Todd Lewis

Todd Lewis  is one of Kentucky’s most recognized names in criminal law. During Lewis’s 15 years of experience, he served as Executive Director of Special Prosecutions with the Kentucky Attorney General, Assistant Attorney General, Division Chief in the Office of Commonwealth’s Attorney, and Assistant Commonwealth’s Attorney. During this time, Lewis personally handled approximately 30 criminal trials, and prosecuted hundreds more. Lewis has handled and tried cases ranging from capital murder to multi-million dollar financial fraud; from elder abuse to child abuse; from public corruption to campaign finance crimes. Lewis has appeared in courts across the Commonwealth, from Eastern Kentucky to the Purchase Area in Western Kentucky. Read about Lewis’s cases and trials, publications, teaching and awards here.

Abuse of Disabled and Elderly

Lewis is well-known across Kentucky for his fight on behalf of the Commonwealth’s seniors and disabled persons. He has been honored to serve as the founder of the state’s first prosecutorial Elder Abuse Unit, where he handled and supervised hundreds of cases involving elderly and disabled adults. Lewis served for several years as Chief Editor and contributing author of the state’s “Elder Abuse Manual for Prosecutors,”  and as author, editor, and “star” of the instructional film “Training for Prosecution of Crimes Against the Elderly.”

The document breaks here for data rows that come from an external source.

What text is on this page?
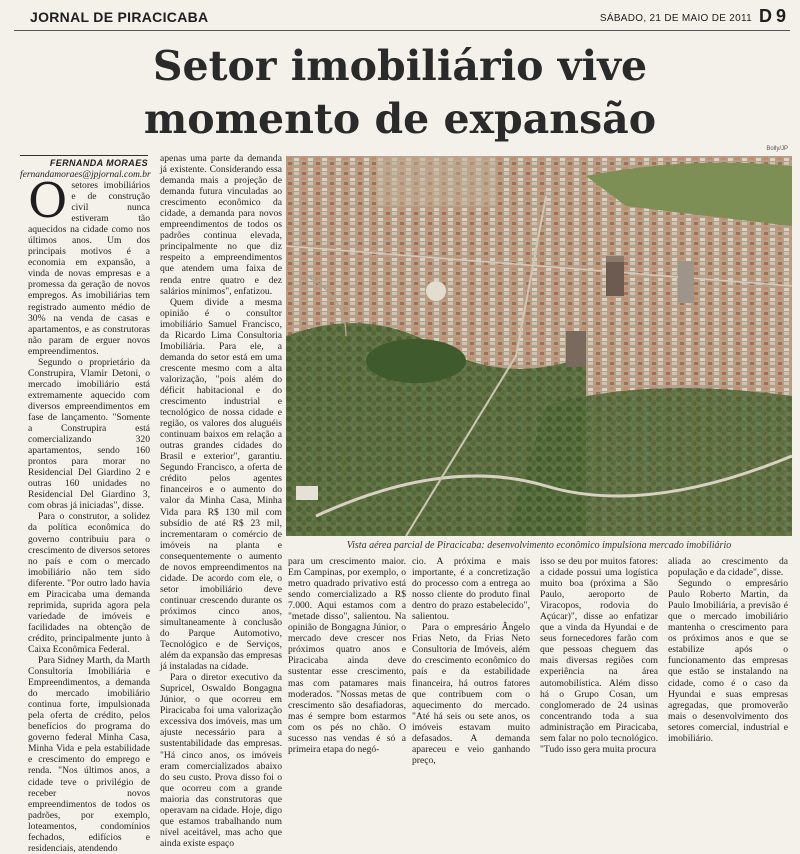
JORNAL DE PIRACICABA	SÁBADO, 21 DE MAIO DE 2011 D9
Setor imobiliário vive
momento de expansão
FERNANDA MORAES
fernandamoraes@jpjornal.com.br

Osetores imobiliários e de construção civil nunca estiveram tão aquecidos na cidade como nos últimos anos. Um dos principais motivos é a economia em expansão, a vinda de novas empresas e a promessa da geração de novos empregos. As imobiliárias tem registrado aumento médio de 30% na venda de casas e apartamentos, e as construtoras não param de erguer novos empreendimentos.

Segundo o proprietário da Construpira, Vlamir Detoni, o mercado imobiliário está extremamente aquecido com diversos empreendimentos em fase de lançamento. "Somente a Construpira está comercializando 320 apartamentos, sendo 160 prontos para morar no Residencial Del Giardino 2 e outras 160 unidades no Residencial Del Giardino 3, com obras já iniciadas", disse.

Para o construtor, a solidez da política econômica do governo contribuiu para o crescimento de diversos setores no país e com o mercado imobiliário não tem sido diferente. "Por outro lado havia em Piracicaba uma demanda reprimida, suprida agora pela variedade de imóveis e facilidades na obtenção de crédito, principalmente junto à Caixa Econômica Federal.

Para Sidney Marth, da Marth Consultoria Imobiliária e Empreendimentos, a demanda do mercado imobiliário continua forte, impulsionada pela oferta de crédito, pelos benefícios do programa do governo federal Minha Casa, Minha Vida e pela estabilidade e crescimento do emprego e renda. "Nos últimos anos, a cidade teve o privilégio de receber novos empreendimentos de todos os padrões, por exemplo, loteamentos, condomínios fechados, edifícios e residenciais, atendendo

apenas uma parte da demanda já existente. Considerando essa demanda mais a projeção de demanda futura vinculadas ao crescimento econômico da cidade, a demanda para novos empreendimentos de todos os padrões continua elevada, principalmente no que diz respeito a empreendimentos que atendem uma faixa de renda entre quatro e dez salários mínimos", enfatizou.

Quem divide a mesma opinião é o consultor imobiliário Samuel Francisco, da Ricardo Lima Consultoria Imobiliária. Para ele, a demanda do setor está em uma crescente mesmo com a alta valorização, "pois além do déficit habitacional e do crescimento industrial e tecnológico de nossa cidade e região, os valores dos aluguéis continuam baixos em relação a outras grandes cidades do Brasil e exterior", garantiu. Segundo Francisco, a oferta de crédito pelos agentes financeiros e o aumento do valor da Minha Casa, Minha Vida para R$ 130 mil com subsídio de até R$ 23 mil, incrementaram o comércio de imóveis na planta e consequentemente o aumento de novos empreendimentos na cidade. De acordo com ele, o setor imobiliário deve continuar crescendo durante os próximos cinco anos, simultaneamente à conclusão do Parque Automotivo, Tecnológico e de Serviços, além da expansão das empresas já instaladas na cidade.

Para o diretor executivo da Supricel, Oswaldo Bongagna Júnior, o que ocorreu em Piracicaba foi uma valorização excessiva dos imóveis, mas um ajuste necessário para a sustentabilidade das empresas. "Há cinco anos, os imóveis eram comercializados abaixo do seu custo. Prova disso foi o que ocorreu com a grande maioria das construtoras que operavam na cidade. Hoje, digo que estamos trabalhando num nível aceitável, mas acho que ainda existe espaço

Bolly/JP
Vista aérea parcial de Piracicaba: desenvolvimento econômico impulsiona mercado imobiliário

para um crescimento maior. Em Campinas, por exemplo, o metro quadrado privativo está sendo comercializado a R$ 7.000. Aqui estamos com a "metade disso", salientou. Na opinião de Bongagna Júnior, o mercado deve crescer nos próximos quatro anos e Piracicaba ainda deve sustentar esse crescimento, mas com patamares mais moderados. "Nossas metas de crescimento são desafiadoras, mas é sempre bom estarmos com os pés no chão. O sucesso nas vendas é só a primeira etapa do negó-

cio. A próxima e mais importante, é a concretização do processo com a entrega ao nosso cliente do produto final dentro do prazo estabelecido", salientou.

Para o empresário Ângelo Frias Neto, da Frias Neto Consultoria de Imóveis, além do crescimento econômico do país e da estabilidade financeira, há outros fatores que contribuem com o aquecimento do mercado. "Até há seis ou sete anos, os imóveis estavam muito defasados. A demanda apareceu e veio ganhando preço,

isso se deu por muitos fatores: a cidade possui uma logística muito boa (próxima a São Paulo, aeroporto de Viracopos, rodovia do Açúcar)", disse ao enfatizar que a vinda da Hyundai e de seus fornecedores farão com que pessoas cheguem das mais diversas regiões com experiência na área automobilística. Além disso há o Grupo Cosan, um conglomerado de 24 usinas concentrando toda a sua administração em Piracicaba, sem falar no polo tecnológico. "Tudo isso gera muita procura

aliada ao crescimento da população e da cidade", disse.

Segundo o empresário Paulo Roberto Martin, da Paulo Imobiliária, a previsão é que o mercado imobiliário mantenha o crescimento para os próximos anos e que se estabilize após o funcionamento das empresas que estão se instalando na cidade, como é o caso da Hyundai e suas empresas agregadas, que promoverão mais o desenvolvimento dos setores comercial, industrial e imobiliário.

Lewis has conducted trainings and teaching seminars on elder abuse for law enforcement, social workers, prosecutors, bank officials, community organizations, and college students for over ten years.

Business Fraud Victims

Lewis specialized as a prosecutor in white collar, fraud, public corruption and financial offenses for over twelve years. If you believe your business  or government entity has been victimized by internal or external fraud, abuse or corrupt practices, put Lewis and his associates to work for you today. Lewis can assemble an unrivaled team of experts to investigate, advise, and litigate if necessary, corporate and governmental fraud, waste and abuse.

These types of cases are often very document and labor-intensive, attracting only lawyers of the strongest work ethic. In today’s environment of drastic government cut-backs, a business or local government who believes they have been victimized can not afford to wait to protect its business assets. needs to be thoroughly prepared and understand all their options long before deciding to involve law enforcement or seek civil justice remedies. able to approach these problems on their own terms, and with the utmost sensitivity until they are prepared

By the same token, persons accused of wrongdoing in the business environment deserve an advocate who is capable of scrutinizing all the details of the government’s case, and ensuring their rights are protected. If you are accused of a business, white collar, or financial fraud, Lewis will consider representing you if it is consistent with ethical principles.

Representation of Ordinary People

In all this time, Lewis has never forgotten his origins, however, as an intern and staff attorney with Legal Aid, where he represented poor clients and handled civil jury trials in cases ranging from consumer fraud to landlord/tenant disputes.

Todd Lewis grew up in a small town in rural area Southern Ohio, where his father was a diesel mechanic and war veteran; and his mother was a hairdresser . From humble beginnings, both know and demonstrate the long-term value of hard work, common sense, and respect for other people, better than anyone Todd has ever met.

Todd became and Eagle Scout at 16, and received his undergraduate degree from the University of Cincinnati in 1992, ranked 29th in a graduating class of 1137. He worked throughout college as busboy, waiter, laundry attendant, and factory worker; and received such prestigious scholarships as the Murray and Agnes Seasongood Good Government Fellowship. Lewis spent college spring breaks volunteering for the Christian Appalachian Project in Eastern Kentucky.

Lewis received his law degree from the University of Cincinnati College of Law, where he worked during law school as an extern for Federal District Judge Hermann Weber; worked as an assistant to his Administrative Law professor; worked as a licensed intern with Northern Kentucky Legal Aid Society for two years; held an externship with the Hamilton County Public Defender’s Office; and worked a summer for APPALRED Legal Services in the mountains of Southeast Kentucky.

It was during college that Lewis first put roots into Kentucky, beginning in 1989 when he worked as a volunteer for the Christian Appalachian Project. Throughout college and law school, Lewis worked in Kentucky, and eventually moved to Louisville in 1997, following the rest of his family, who had moved years before. Lewis began as an attorney at the Legal Aid Society of Louisville, where he conducted several successful trials in consumer and housing disputes in the first years of his life as a lawyer.

Lewis is married to Kara Stinson Lewis, originally of Henry County, Kentucky, who is currently a public defender with the Kentucky Department of Public Advocacy and member of Harvey Brown Presbyterian Church.